Temmuz ayında gerçekleştirilecek bir seçimde milyonlarca seçmenin oy veremeyeceğini savunan Baykal,
Adalet Bakanı Cemil Çiçek'i arayarak, bu sıkıntıyı aktardığını anlattı. Seçim tarihinin
ülke ihtiyaçları doğrultusunda belirlenmesi gerektiğini Bakan Çiçek'e söylediğini kaydeden Baykal, ancak Haziran ayına yetişmeyeceği yanıtını aldığını söyledi.
Baykal "Seçimi Eylül'e bırakalım" önerisine hükümetin yanaşmadığını ileri sürdü.
"SEÇMENLERİ OTOBÜSLERLE TAŞIYACAĞIZ"
Baykal, Temmuz ayında yapılacak bir seçimde iç nüfus hareketliliği nedeniyle çok sayıda vatandaşın oy kullanamayacağını, bunun sorumluluğunun ise AK Parti'ye ait olacağını iddia etti. Partisinin vatandaşları otobüslerle büyük şehirlere götüreceğini ve oylarını kullanmalarını sağlayacağını ifade eden Baykal, "1. 5 milyon insanı taşıyan organizasyon bunu da yapar" dedi. Baykal, "Bu kurnazlık seçimi,
baskın seçimi olacak. Halktan kaçan bir iktidarın seçimi olacak. . . . " şeklinde konuştu.
Deniz Baykal,
cumhurbaşkanı seçiminin gerçekleştirilememesiyle ilgili olarak da "Cumhurbaşkanı, uzlaşma ihtiyacını, AKP üst yönetimi reddettiği için seçilemedi" dedi.

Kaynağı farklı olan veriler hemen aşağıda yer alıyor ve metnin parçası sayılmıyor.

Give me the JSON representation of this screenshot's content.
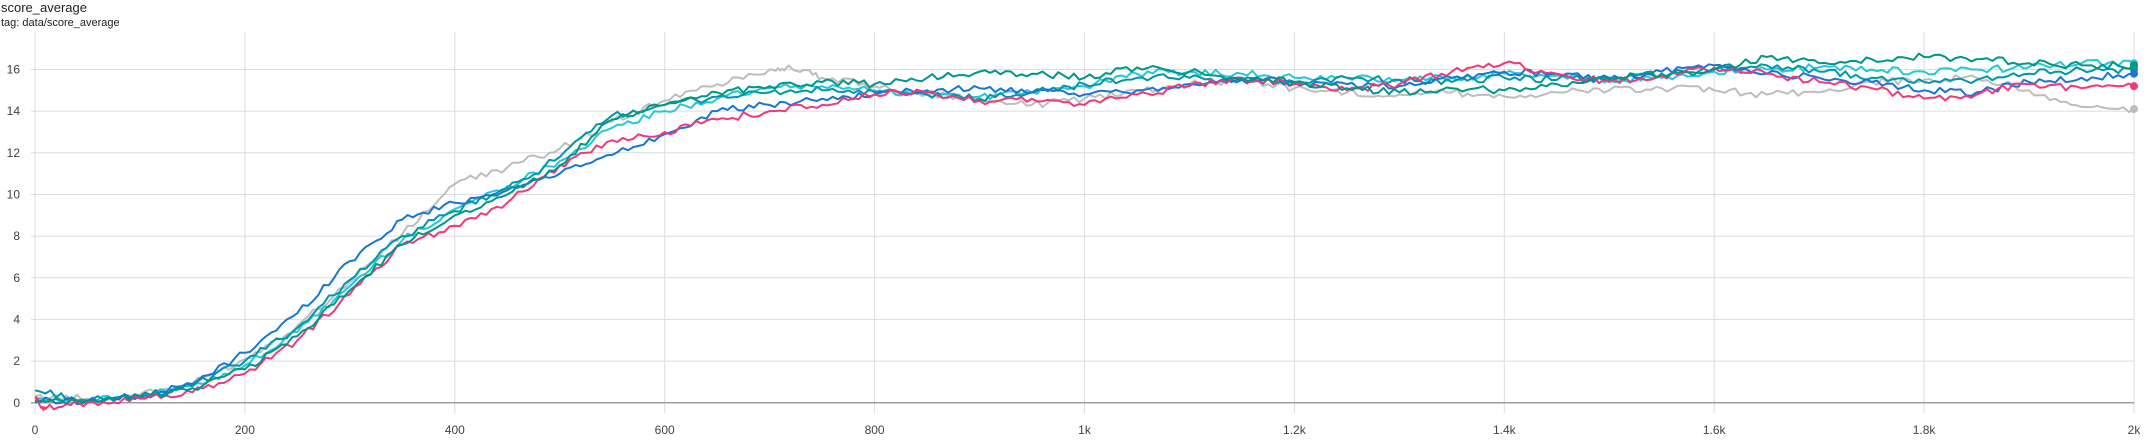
{
  "header": {
    "title": "score_average",
    "tag": "tag: data/score_average"
  },
  "colors": {
    "grid": "#dcdcdc",
    "zero_line": "#9e9e9e",
    "series": [
      "#bdbdbd",
      "#26c6da",
      "#0097a7",
      "#1976d2",
      "#f0387a",
      "#009688"
    ]
  },
  "chart_data": {
    "type": "line",
    "title": "score_average",
    "subtitle": "tag: data/score_average",
    "xlabel": "",
    "ylabel": "",
    "xlim": [
      0,
      2000
    ],
    "ylim": [
      -0.3,
      17.8
    ],
    "grid": true,
    "x_ticks": [
      {
        "value": 0,
        "label": "0"
      },
      {
        "value": 200,
        "label": "200"
      },
      {
        "value": 400,
        "label": "400"
      },
      {
        "value": 600,
        "label": "600"
      },
      {
        "value": 800,
        "label": "800"
      },
      {
        "value": 1000,
        "label": "1k"
      },
      {
        "value": 1200,
        "label": "1.2k"
      },
      {
        "value": 1400,
        "label": "1.4k"
      },
      {
        "value": 1600,
        "label": "1.6k"
      },
      {
        "value": 1800,
        "label": "1.8k"
      },
      {
        "value": 2000,
        "label": "2k"
      }
    ],
    "y_ticks": [
      {
        "value": 0,
        "label": "0"
      },
      {
        "value": 2,
        "label": "2"
      },
      {
        "value": 4,
        "label": "4"
      },
      {
        "value": 6,
        "label": "6"
      },
      {
        "value": 8,
        "label": "8"
      },
      {
        "value": 10,
        "label": "10"
      },
      {
        "value": 12,
        "label": "12"
      },
      {
        "value": 14,
        "label": "14"
      },
      {
        "value": 16,
        "label": "16"
      }
    ],
    "series": [
      {
        "color": "#bdbdbd",
        "x": [
          0,
          50,
          100,
          150,
          200,
          250,
          300,
          350,
          400,
          450,
          500,
          550,
          600,
          650,
          700,
          720,
          750,
          800,
          850,
          900,
          950,
          1000,
          1050,
          1100,
          1150,
          1200,
          1250,
          1300,
          1350,
          1400,
          1450,
          1500,
          1550,
          1600,
          1650,
          1700,
          1750,
          1800,
          1850,
          1900,
          1950,
          2000
        ],
        "y": [
          0.3,
          0.2,
          0.4,
          0.9,
          2.1,
          3.7,
          5.8,
          8.1,
          10.5,
          11.3,
          12.2,
          13.5,
          14.5,
          15.3,
          16.0,
          16.1,
          15.6,
          15.2,
          14.8,
          14.6,
          14.3,
          14.6,
          15.0,
          15.3,
          15.5,
          15.1,
          14.9,
          14.8,
          14.9,
          14.7,
          14.9,
          15.0,
          15.1,
          15.0,
          14.8,
          14.9,
          15.4,
          15.5,
          15.6,
          15.0,
          14.2,
          14.1
        ]
      },
      {
        "color": "#26c6da",
        "x": [
          0,
          50,
          100,
          150,
          200,
          250,
          300,
          350,
          400,
          450,
          500,
          550,
          600,
          650,
          700,
          750,
          800,
          850,
          900,
          950,
          1000,
          1050,
          1100,
          1150,
          1200,
          1250,
          1300,
          1350,
          1400,
          1450,
          1500,
          1550,
          1600,
          1650,
          1700,
          1750,
          1800,
          1850,
          1900,
          1950,
          2000
        ],
        "y": [
          0.2,
          0.1,
          0.3,
          0.8,
          1.8,
          3.4,
          5.6,
          7.8,
          9.3,
          10.4,
          11.6,
          13.2,
          14.0,
          14.6,
          15.1,
          15.2,
          15.0,
          14.8,
          14.7,
          14.9,
          15.2,
          15.8,
          15.9,
          15.8,
          15.6,
          15.6,
          15.5,
          15.6,
          15.8,
          15.7,
          15.5,
          15.6,
          15.9,
          16.0,
          16.1,
          16.0,
          15.9,
          16.0,
          16.1,
          16.3,
          16.3
        ]
      },
      {
        "color": "#0097a7",
        "x": [
          0,
          50,
          100,
          150,
          200,
          250,
          300,
          350,
          400,
          450,
          500,
          550,
          600,
          650,
          700,
          750,
          800,
          850,
          900,
          950,
          1000,
          1050,
          1100,
          1150,
          1200,
          1250,
          1300,
          1350,
          1400,
          1450,
          1500,
          1550,
          1600,
          1650,
          1700,
          1750,
          1800,
          1850,
          1900,
          1950,
          2000
        ],
        "y": [
          0.6,
          0.1,
          0.3,
          0.8,
          2.0,
          3.6,
          5.9,
          8.0,
          9.2,
          10.3,
          11.8,
          13.8,
          14.3,
          14.7,
          14.9,
          15.0,
          14.9,
          14.8,
          14.6,
          14.9,
          15.3,
          15.6,
          15.6,
          15.5,
          15.4,
          15.6,
          15.5,
          15.4,
          15.6,
          15.5,
          15.6,
          15.7,
          16.0,
          16.2,
          15.9,
          15.6,
          15.4,
          15.5,
          15.8,
          16.0,
          16.0
        ]
      },
      {
        "color": "#1976d2",
        "x": [
          0,
          50,
          100,
          150,
          200,
          250,
          300,
          350,
          400,
          450,
          500,
          550,
          600,
          650,
          700,
          750,
          800,
          850,
          900,
          950,
          1000,
          1050,
          1100,
          1150,
          1200,
          1250,
          1300,
          1350,
          1400,
          1450,
          1500,
          1550,
          1600,
          1650,
          1700,
          1750,
          1800,
          1850,
          1900,
          1950,
          2000
        ],
        "y": [
          0.1,
          0.1,
          0.3,
          0.9,
          2.4,
          4.3,
          6.8,
          8.8,
          9.6,
          10.2,
          11.0,
          11.9,
          12.9,
          14.0,
          14.3,
          14.6,
          14.8,
          15.0,
          15.1,
          14.9,
          14.8,
          15.0,
          15.3,
          15.5,
          15.4,
          15.3,
          15.2,
          15.6,
          15.9,
          15.8,
          15.5,
          15.9,
          16.2,
          15.8,
          15.6,
          15.4,
          15.0,
          14.9,
          15.4,
          15.6,
          15.8
        ]
      },
      {
        "color": "#f0387a",
        "x": [
          0,
          10,
          50,
          100,
          150,
          200,
          250,
          300,
          350,
          400,
          450,
          500,
          550,
          600,
          650,
          700,
          750,
          800,
          850,
          900,
          950,
          1000,
          1050,
          1100,
          1150,
          1200,
          1250,
          1300,
          1350,
          1400,
          1450,
          1500,
          1550,
          1600,
          1650,
          1700,
          1750,
          1800,
          1850,
          1900,
          1950,
          2000
        ],
        "y": [
          0.2,
          -0.3,
          0.0,
          0.2,
          0.5,
          1.4,
          3.0,
          5.2,
          7.6,
          8.5,
          9.6,
          11.4,
          12.6,
          13.0,
          13.6,
          14.0,
          14.3,
          14.8,
          14.9,
          14.5,
          14.6,
          14.3,
          14.8,
          15.2,
          15.6,
          15.3,
          15.0,
          15.3,
          15.9,
          16.3,
          15.8,
          15.4,
          15.7,
          16.1,
          15.8,
          15.4,
          15.1,
          14.6,
          14.8,
          15.3,
          15.1,
          15.2
        ]
      },
      {
        "color": "#009688",
        "x": [
          0,
          50,
          100,
          150,
          200,
          250,
          300,
          350,
          400,
          450,
          500,
          550,
          600,
          650,
          700,
          750,
          800,
          850,
          900,
          950,
          1000,
          1050,
          1100,
          1150,
          1200,
          1250,
          1300,
          1350,
          1400,
          1450,
          1500,
          1550,
          1600,
          1650,
          1700,
          1750,
          1800,
          1850,
          1900,
          1950,
          2000
        ],
        "y": [
          0.0,
          0.1,
          0.3,
          0.7,
          1.6,
          3.2,
          5.4,
          7.6,
          9.0,
          10.0,
          11.4,
          13.6,
          14.3,
          14.9,
          15.2,
          15.4,
          15.3,
          15.6,
          15.9,
          15.8,
          15.6,
          16.1,
          15.9,
          15.6,
          15.4,
          15.1,
          14.9,
          15.1,
          15.0,
          15.3,
          15.6,
          15.8,
          16.0,
          16.6,
          16.3,
          16.5,
          16.6,
          16.5,
          16.3,
          16.2,
          16.2
        ]
      }
    ]
  }
}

Genelkurmayın açıklamasının kendisi için
sürpriz olduğunu da ifade eden Baykal, "Üzüntüyle karşılarım. İlk değerlendirmem, hep üzüntü oldu. Türkiye bu noktaya gelmemeliydi" dedi. Bazılarının sorularıyla kendisini ordu aleyhine konuşmaya yönlendirmeye çalıştığını savunan Baykal, TSK'nın önemini vurgulayarak, bunu yapmayacağını ifade etti.
Türkiye'de bir askeri
darbe olacağına inanmadığını da ifade eden Baykal, Türk Silahlı Kuvvetleri'nin yalnızca "Aman Türkiye rayından çıkmasın" duyarlılığı içinde olduğunu vurguladı. Hükümetin, Genelkurmay'ın açıklamasının ardından
mağdur duruma düştüğü iddialarına katılmadığını da ifade eden Baykal, "hükümetin mağdur değil, mağrur olduğunu, toplumun çeşitli kesimlerinden gelen sesleri dikkate almadığını" iddia etti.
Baykal, "Halk askerle çatışan siyasetçiyi sevmez" diyerek, son gelişmelerin AK Parti'ye yaradığı şeklindeki görüşlere de katılmadığını söyledi.